Sobre a importância da verdade




«As pessoas providas de inteligência tendem a usá-la para demonstrar que as coisas são ao mesmo tempo verdadeiras e falsas, tentando então impôr tudo o que quiserem com o seu raciocínio arguto. Isto é um insulto à inteligência.

Nada do que se fizer terá qualquer efeito se não se usar a verdade»


in Yamamoto Tsunetomo, Hagakure (século XVIII)

Sobre a essência da música






«Após haver meditado longamente sobre a essência da música, recomendo a fruição desta arte como a mais requintada de todas. Nenhuma outra há que actue mais directamente, mais profundamente, porque nenhuma outra há que revele mais directamente e mais profundamente a verdadeira natureza do mundo. Escutar grandes e belas harmonias é como dar banho ao espírito: purifica-o de toda a impureza, de tudo o que é mau, mesquinho; eleva o homem e deixa-o em acordo com os mais nobres pensamentos de que ele fôr capaz, e ele sente então tudo o que vale, ou antes tudo o que ele poderia valer.»

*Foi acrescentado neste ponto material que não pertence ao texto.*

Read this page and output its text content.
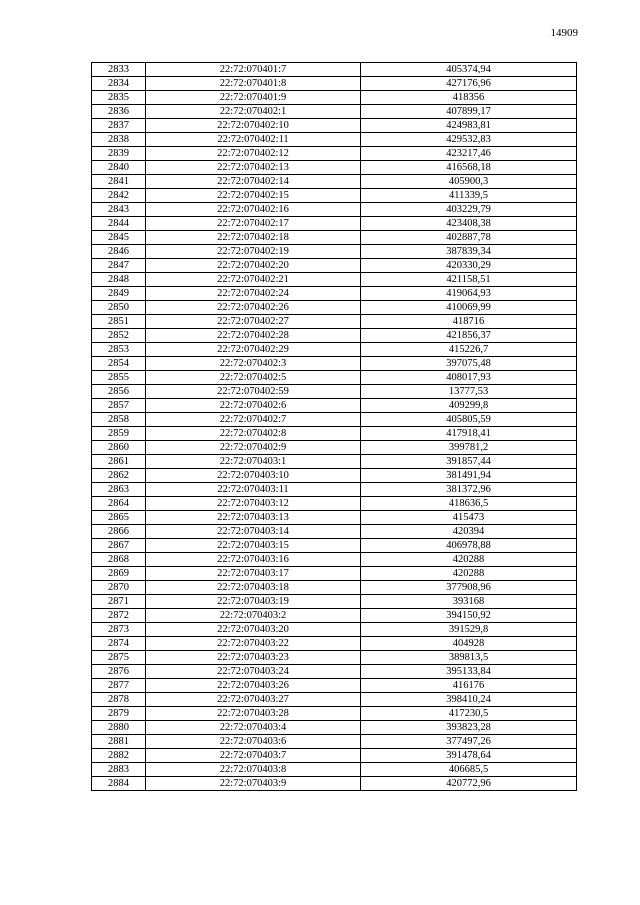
14909
2833	22:72:070401:7	405374,94
2834	22:72:070401:8	427176,96
2835	22:72:070401:9	418356
2836	22:72:070402:1	407899,17
2837	22:72:070402:10	424983,81
2838	22:72:070402:11	429532,83
2839	22:72:070402:12	423217,46
2840	22:72:070402:13	416568,18
2841	22:72:070402:14	405900,3
2842	22:72:070402:15	411339,5
2843	22:72:070402:16	403229,79
2844	22:72:070402:17	423408,38
2845	22:72:070402:18	402887,78
2846	22:72:070402:19	387839,34
2847	22:72:070402:20	420330,29
2848	22:72:070402:21	421158,51
2849	22:72:070402:24	419064,93
2850	22:72:070402:26	410069,99
2851	22:72:070402:27	418716
2852	22:72:070402:28	421856,37
2853	22:72:070402:29	415226,7
2854	22:72:070402:3	397075,48
2855	22:72:070402:5	408017,93
2856	22:72:070402:59	13777,53
2857	22:72:070402:6	409299,8
2858	22:72:070402:7	405805,59
2859	22:72:070402:8	417918,41
2860	22:72:070402:9	399781,2
2861	22:72:070403:1	391857,44
2862	22:72:070403:10	381491,94
2863	22:72:070403:11	381372,96
2864	22:72:070403:12	418636,5
2865	22:72:070403:13	415473
2866	22:72:070403:14	420394
2867	22:72:070403:15	406978,88
2868	22:72:070403:16	420288
2869	22:72:070403:17	420288
2870	22:72:070403:18	377908,96
2871	22:72:070403:19	393168
2872	22:72:070403:2	394150,92
2873	22:72:070403:20	391529,8
2874	22:72:070403:22	404928
2875	22:72:070403:23	389813,5
2876	22:72:070403:24	395133,84
2877	22:72:070403:26	416176
2878	22:72:070403:27	398410,24
2879	22:72:070403:28	417230,5
2880	22:72:070403:4	393823,28
2881	22:72:070403:6	377497,26
2882	22:72:070403:7	391478,64
2883	22:72:070403:8	406685,5
2884	22:72:070403:9	420772,96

Arthur Schopenhauer, Fragmentos Póstumos, 373 (Leipzig, 1864)

Inteligência eléctrica - 4




Como reduzir ou eliminar as emissões planetárias de carbono, conseguindo ao mesmo tempo gerar energia bastante para acomodar um crescimento anual de 3% na economia mundial?

O problema tem dimensões inauditas, e Marty Hoffert, professor de Física na Universidade de Nova Iorque, propõe que se recupere uma ideia avançada por Buckminster Fuller na década de 1970 : recorrer à engenharia e à tecnologia aerospacial para a construção de grandes espelhos fotovoltaicos que seriam colocados em órbita geostacionária de forma a captar a energia solar acima da atmosfera. E defende esta ideia em artigo publicado na Technology Review.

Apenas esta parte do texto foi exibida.